Baroness Brown is a leading expert and Government advisor on education and technology in engineering. She will act as independent Chair of the Institute, which has its hub at The University of Manchester and spokes at the founding partners, comprising the universities of Sheffield, Leeds, Liverpool, Cambridge, Oxford and Imperial College London.
The Institute will allow the UK to grow its world-leading research and innovation base in advanced-materials science, which is fundamental to all industrial sectors and the national economy.
It is also seen as a crucial element of the Government’s Northern Powerhouse initiative, an attempt to boost economic growth in the North of England and balance the UK economy.

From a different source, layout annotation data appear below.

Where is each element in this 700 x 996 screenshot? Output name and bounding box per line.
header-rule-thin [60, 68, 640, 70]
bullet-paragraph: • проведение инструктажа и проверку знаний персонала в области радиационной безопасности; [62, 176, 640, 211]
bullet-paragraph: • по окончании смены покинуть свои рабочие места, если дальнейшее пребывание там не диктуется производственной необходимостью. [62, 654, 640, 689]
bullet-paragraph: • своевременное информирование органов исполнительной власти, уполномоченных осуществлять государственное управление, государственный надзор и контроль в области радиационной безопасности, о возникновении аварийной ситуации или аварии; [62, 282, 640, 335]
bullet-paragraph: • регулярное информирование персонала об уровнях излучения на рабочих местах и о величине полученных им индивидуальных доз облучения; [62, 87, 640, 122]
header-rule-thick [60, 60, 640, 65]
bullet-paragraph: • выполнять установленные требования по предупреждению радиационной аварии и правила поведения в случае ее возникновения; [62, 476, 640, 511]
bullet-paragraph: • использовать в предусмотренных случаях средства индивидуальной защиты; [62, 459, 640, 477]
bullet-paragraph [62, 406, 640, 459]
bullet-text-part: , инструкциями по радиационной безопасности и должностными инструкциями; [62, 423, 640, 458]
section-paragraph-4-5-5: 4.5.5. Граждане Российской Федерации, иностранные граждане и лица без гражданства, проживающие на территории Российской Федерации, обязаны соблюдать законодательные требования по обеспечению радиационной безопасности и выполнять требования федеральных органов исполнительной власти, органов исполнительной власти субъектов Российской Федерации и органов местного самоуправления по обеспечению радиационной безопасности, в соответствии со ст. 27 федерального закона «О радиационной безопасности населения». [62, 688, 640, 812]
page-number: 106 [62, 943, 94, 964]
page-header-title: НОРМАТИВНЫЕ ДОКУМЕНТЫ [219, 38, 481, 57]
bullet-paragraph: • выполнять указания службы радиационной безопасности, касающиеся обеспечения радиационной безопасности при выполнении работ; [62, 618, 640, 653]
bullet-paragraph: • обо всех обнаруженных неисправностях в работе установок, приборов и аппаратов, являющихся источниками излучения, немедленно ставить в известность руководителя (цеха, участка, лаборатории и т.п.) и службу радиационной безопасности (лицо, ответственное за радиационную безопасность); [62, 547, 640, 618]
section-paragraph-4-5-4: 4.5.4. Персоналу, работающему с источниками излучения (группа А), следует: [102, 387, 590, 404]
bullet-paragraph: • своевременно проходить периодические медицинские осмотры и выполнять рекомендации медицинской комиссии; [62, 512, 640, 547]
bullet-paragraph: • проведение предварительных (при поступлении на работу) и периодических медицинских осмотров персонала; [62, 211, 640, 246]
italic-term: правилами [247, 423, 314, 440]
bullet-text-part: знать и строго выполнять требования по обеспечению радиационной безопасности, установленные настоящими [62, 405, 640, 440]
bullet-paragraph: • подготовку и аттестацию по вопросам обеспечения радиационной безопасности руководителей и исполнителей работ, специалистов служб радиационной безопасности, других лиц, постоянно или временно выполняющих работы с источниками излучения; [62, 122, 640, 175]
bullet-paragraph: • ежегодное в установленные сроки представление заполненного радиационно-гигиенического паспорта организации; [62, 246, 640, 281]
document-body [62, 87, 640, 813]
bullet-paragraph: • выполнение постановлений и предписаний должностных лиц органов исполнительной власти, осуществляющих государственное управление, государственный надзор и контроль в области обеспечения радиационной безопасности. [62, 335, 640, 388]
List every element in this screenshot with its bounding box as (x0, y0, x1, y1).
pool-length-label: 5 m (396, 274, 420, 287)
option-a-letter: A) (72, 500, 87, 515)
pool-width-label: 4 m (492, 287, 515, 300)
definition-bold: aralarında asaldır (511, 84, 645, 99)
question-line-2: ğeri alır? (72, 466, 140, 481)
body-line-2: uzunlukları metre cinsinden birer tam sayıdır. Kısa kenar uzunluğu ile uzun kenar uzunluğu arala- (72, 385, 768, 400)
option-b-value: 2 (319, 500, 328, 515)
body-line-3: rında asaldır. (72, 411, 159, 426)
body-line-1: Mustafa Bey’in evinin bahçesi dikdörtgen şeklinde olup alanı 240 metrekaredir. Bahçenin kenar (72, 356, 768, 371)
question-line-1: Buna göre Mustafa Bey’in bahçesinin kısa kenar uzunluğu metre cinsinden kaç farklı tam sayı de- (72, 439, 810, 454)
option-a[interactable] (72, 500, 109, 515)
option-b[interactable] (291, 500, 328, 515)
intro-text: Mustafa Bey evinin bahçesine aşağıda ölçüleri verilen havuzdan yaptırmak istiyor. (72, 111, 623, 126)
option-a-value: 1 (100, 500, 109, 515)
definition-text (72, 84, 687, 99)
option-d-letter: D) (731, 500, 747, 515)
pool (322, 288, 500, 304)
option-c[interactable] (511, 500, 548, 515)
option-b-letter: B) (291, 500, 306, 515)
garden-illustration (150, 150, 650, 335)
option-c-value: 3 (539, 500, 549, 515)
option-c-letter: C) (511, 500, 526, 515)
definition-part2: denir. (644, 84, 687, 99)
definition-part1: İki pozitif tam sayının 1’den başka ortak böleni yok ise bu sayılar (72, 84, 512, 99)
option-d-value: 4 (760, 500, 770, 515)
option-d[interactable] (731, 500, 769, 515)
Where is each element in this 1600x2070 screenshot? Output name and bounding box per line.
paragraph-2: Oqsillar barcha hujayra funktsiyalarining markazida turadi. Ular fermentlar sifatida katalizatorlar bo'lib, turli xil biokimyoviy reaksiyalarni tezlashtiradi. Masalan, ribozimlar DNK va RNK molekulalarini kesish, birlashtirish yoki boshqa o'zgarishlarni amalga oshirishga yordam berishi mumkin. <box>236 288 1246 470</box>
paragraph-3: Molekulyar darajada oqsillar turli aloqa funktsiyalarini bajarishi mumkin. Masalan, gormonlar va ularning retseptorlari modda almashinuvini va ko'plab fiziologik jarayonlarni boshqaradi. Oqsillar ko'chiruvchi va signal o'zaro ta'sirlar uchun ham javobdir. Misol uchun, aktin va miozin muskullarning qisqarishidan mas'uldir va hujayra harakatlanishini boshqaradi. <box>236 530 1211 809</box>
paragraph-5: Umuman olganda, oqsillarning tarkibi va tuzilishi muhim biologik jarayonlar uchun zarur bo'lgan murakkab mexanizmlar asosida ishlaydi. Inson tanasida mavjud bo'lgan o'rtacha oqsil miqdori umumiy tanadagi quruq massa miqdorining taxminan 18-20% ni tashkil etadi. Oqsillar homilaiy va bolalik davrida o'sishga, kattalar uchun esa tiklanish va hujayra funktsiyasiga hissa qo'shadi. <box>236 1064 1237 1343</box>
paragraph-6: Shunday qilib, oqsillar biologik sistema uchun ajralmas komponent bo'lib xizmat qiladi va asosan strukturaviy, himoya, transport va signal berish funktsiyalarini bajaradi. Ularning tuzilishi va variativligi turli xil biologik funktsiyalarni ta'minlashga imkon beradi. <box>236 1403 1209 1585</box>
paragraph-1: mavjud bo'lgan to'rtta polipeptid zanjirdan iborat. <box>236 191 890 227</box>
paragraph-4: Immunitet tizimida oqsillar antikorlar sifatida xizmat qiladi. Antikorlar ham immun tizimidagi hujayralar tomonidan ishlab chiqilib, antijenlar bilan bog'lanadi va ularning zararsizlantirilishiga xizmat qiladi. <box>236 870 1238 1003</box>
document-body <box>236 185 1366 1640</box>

After sixteen years as an academic researcher and university lecturer at Cambridge and Nottingham universities, Baroness Brown joined Rolls-Royce plc in 1994, where she held a number of senior executive appointments, including Director of Advanced Engineering for the Industrial Power Group, Managing Director of the Fan Systems Business, and Engineering Director for the Marine Business.
In 2002, Baroness Brown was appointed Chief Executive of the Institute of Physics, and in 2004 she returned to academia as Principal of the Engineering Faculty at Imperial College, London. In December 2006 she became Vice-Chancellor of Aston University. She has recently become a member of the House of Lords.
Baroness Brown is a member of the Board of Universities UK and Chair of its Innovation & Growth Policy Network, a Council member of the Engineering & Physical Sciences Research Council, and a member of the Board of the Directors of the National Centre for Universities and Business.
Welcoming the appointment, Professor Dame Nancy Rothwell, President and Vice-Chancellor of The University of Manchester, said: “Julia is a remarkable individual-an accomplished engineer, who has worked for Rolls Royce for a number of years, has held positions at Cambridge and Imperial and has been vice-chancellor of the University of Aston since 2006.”
The Institute will focus on 10 key areas of materials research, which are grouped into four themes – Energy, Engineering, Functional and Soft Materials – critical areas to underpin the government’s industrial strategy, resulting in economic growth throughout the UK.
The Institute will galvanise the economy of the North of England, and the UK more widely, whilst ensuring that the UK leads the world in the development and application of advance materials.